If your version of vim is recent enough (v7.4.2011+), you can ask for known filetypes with the function we can now use to help define manual autocompletion: getcompletion()

:echo getcompletion('', 'filetype')

If you want to restrict the list to filetypes starting with a 'c', you'd call

:echo getcompletion('c', 'filetype')

and so on.

Note: unlike solutions that parse the file names and directory names in $VIMRUNTIME/{syntax,ftplugin}/, this solution analyses 'runtimepath' as well. As far as I understand, it doesn't see new filetypes defined/registered on the fly with set ft=foobar, nor after autocommands.


You can also print all file types in the terminal by running the following 2 commands:


cd $(vim -e -T dumb --cmd 'exe "set t_cm=\<C-M>"|echo $VIMRUNTIME|quit' | tr -d '\015')


cat <(ls -1 ftplugin/*.vim) <(ls -1 syntax/*.vim) | tr '\n' '\0' | xargs -0 -n 1 basename | sort | uniq | cut -f 1 -d '.'

First command simply navigates to your vim runtime path (for me it was /usr/share/vim/vim80).

Second command lists all the file type names in the two folders where vim stores the file type definitions.
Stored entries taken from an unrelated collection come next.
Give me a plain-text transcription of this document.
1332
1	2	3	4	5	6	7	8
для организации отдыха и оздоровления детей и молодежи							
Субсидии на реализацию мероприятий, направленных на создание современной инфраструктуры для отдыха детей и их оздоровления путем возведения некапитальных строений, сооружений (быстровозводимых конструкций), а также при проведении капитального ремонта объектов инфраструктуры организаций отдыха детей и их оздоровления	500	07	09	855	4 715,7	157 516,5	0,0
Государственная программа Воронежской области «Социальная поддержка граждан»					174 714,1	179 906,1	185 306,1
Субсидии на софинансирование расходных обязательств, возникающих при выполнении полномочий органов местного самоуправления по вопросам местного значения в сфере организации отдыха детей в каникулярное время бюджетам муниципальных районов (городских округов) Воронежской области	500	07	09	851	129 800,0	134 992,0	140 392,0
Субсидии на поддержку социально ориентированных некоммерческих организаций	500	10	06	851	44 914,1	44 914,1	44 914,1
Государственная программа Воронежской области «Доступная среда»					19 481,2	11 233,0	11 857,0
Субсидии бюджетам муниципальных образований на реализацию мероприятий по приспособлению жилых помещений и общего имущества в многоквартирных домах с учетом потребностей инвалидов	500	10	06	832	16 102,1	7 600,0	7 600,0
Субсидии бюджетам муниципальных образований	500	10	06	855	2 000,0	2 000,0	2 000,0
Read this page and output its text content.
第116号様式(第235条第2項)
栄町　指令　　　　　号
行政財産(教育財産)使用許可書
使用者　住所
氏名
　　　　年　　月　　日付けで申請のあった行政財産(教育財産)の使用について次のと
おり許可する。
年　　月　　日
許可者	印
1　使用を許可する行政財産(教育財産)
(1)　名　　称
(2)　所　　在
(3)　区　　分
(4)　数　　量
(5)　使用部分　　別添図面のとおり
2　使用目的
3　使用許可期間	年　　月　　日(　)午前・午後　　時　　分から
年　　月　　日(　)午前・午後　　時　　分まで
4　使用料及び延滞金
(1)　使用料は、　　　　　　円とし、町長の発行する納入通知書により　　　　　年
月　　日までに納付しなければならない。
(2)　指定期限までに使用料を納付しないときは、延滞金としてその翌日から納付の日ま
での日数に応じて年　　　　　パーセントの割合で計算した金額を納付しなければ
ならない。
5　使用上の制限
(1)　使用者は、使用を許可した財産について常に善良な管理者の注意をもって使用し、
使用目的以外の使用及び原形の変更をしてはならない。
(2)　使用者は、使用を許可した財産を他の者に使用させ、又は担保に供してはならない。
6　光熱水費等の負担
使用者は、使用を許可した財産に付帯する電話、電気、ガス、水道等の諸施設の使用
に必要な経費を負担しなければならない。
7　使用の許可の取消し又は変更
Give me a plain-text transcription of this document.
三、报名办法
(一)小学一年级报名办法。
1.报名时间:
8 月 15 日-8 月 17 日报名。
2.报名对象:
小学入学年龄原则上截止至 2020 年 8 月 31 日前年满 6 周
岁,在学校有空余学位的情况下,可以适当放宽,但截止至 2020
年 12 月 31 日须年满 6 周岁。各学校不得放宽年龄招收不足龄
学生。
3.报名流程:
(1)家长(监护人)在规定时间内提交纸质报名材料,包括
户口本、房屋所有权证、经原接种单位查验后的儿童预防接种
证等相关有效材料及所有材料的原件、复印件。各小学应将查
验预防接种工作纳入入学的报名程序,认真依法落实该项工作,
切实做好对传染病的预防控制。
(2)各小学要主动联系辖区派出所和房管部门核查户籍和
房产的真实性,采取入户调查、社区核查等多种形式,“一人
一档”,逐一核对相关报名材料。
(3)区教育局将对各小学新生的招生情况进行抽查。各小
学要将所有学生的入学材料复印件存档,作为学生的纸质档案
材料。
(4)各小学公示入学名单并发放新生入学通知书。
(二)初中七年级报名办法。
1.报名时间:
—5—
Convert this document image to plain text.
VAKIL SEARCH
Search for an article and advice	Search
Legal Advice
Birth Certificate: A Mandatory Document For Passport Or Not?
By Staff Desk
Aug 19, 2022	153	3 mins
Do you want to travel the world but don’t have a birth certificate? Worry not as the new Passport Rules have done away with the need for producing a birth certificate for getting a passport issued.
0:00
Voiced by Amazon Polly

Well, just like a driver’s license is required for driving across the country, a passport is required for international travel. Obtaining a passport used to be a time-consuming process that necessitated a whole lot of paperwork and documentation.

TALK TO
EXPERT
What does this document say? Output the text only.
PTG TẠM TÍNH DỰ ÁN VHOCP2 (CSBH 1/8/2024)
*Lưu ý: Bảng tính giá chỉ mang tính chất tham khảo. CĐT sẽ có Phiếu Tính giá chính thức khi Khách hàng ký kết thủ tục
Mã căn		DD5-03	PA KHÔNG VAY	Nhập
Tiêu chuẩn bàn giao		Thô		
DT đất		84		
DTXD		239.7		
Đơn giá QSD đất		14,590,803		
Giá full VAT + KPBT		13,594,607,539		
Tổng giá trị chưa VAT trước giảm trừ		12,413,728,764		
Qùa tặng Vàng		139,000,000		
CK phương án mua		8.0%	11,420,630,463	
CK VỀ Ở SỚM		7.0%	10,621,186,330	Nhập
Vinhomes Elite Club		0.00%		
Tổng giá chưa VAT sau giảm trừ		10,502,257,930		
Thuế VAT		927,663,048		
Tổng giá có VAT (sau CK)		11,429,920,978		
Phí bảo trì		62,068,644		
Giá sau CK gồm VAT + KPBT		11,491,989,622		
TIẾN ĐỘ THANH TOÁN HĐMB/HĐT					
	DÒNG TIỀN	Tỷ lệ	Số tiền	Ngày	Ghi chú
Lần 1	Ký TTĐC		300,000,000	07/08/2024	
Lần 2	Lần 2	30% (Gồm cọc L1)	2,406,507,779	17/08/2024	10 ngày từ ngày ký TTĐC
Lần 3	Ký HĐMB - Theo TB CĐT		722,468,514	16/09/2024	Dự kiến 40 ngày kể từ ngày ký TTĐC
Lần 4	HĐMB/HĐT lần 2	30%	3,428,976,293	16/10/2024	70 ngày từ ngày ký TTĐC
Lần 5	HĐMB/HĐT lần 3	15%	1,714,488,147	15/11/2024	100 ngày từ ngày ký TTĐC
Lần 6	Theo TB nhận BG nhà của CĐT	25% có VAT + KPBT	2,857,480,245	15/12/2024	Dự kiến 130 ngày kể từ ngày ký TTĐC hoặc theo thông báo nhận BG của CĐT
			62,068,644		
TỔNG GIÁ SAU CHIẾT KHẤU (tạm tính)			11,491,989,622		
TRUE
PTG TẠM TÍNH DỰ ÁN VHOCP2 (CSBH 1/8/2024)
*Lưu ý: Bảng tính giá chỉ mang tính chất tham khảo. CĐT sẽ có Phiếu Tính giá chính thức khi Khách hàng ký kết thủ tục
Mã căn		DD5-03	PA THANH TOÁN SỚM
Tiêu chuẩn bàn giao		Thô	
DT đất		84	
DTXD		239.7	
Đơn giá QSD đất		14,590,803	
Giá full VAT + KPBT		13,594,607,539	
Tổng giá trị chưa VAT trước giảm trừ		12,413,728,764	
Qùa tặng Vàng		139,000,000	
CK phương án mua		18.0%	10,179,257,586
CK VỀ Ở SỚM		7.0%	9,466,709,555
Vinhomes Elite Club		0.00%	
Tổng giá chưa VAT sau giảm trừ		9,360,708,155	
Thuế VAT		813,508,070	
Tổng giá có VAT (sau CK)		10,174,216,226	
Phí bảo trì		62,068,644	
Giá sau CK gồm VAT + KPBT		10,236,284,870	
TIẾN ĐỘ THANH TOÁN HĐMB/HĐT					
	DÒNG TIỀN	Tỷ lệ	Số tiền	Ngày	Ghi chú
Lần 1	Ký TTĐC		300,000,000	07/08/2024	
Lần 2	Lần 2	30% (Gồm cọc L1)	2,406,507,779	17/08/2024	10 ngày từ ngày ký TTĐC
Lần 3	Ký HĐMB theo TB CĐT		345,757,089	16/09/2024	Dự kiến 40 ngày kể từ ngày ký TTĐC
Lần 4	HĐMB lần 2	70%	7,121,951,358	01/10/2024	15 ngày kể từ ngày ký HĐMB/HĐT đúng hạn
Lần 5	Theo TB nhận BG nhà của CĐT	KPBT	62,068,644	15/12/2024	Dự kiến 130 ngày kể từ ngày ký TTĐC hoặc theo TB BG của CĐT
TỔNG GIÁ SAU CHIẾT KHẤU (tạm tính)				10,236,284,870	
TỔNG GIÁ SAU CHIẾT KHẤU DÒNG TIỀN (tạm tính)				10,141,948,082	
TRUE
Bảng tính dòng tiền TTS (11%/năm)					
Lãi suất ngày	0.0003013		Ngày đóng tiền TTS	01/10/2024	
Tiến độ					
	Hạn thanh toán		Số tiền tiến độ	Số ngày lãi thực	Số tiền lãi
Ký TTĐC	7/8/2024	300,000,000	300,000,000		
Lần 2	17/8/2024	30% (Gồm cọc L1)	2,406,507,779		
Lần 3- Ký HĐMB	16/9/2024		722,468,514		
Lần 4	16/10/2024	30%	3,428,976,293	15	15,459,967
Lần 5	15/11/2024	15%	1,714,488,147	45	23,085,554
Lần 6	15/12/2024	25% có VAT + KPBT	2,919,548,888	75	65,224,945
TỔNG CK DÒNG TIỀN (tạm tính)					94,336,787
Suggested improvements to the two commands by muru which offer:

cd "$(vim -Nesc '!echo $VIMRUNTIME' -c qa)"
find syntax ftplugin -iname '*.vim' -exec basename -s .vim {} + | sort -u
  • 3
    That is waaaay too complicated a pipeline. Using tr to convert newlines to null only to convert it back the very next command, process substitution when simple command grouping would do. I'd suggest something like: find syntax ftplugin -iname '*.vim' -exec basename -s .vim {} + | sort -u
    – muru
    Commented Jan 26, 2018 at 1:30
  • Nice, way more succinct. Any better solution for finding the VIMRUNTIME value from terminal as well? Commented Jan 26, 2018 at 8:09
  • 1
    vim -Nesc '!echo $VIMRUNTIME' -c qa, I think.
    – muru
    Commented Jan 26, 2018 at 8:18
  • 1
    Yikes. That second command is frightening. Sorry. I'm not being not nice. ;) For fun, here's a Bash alternative to muru's suggestion that uses just one external command (assuming printf is a builtin): f=({ftplugin,syntax}/*.vim) && f=(${f[@]##*/}) && printf "%s\n" "${f[@]%%.*}" | sort -u . See "Parameter Expansion" in Bash man page for explanation of the hieroglyphics.
    – B Layer
    Commented Oct 12, 2018 at 5:37
  • This will give you psuedo filetype plugins like bash, which is 'not a real filetype plugin ... and gets the effect of filetype "sh"' Commented Jul 30, 2019 at 18:07

Try seeing in $VIMRUNTIME/syntax. Use :echo $VIMRUNTIME to know its value. In my computer, $VIMRUNTIME/syntax was /usr/share/vim/vim81/syntax. It has all the syntax files.

If you have a vim with gui, you can also use Syntax menu to get all the filetypes supported.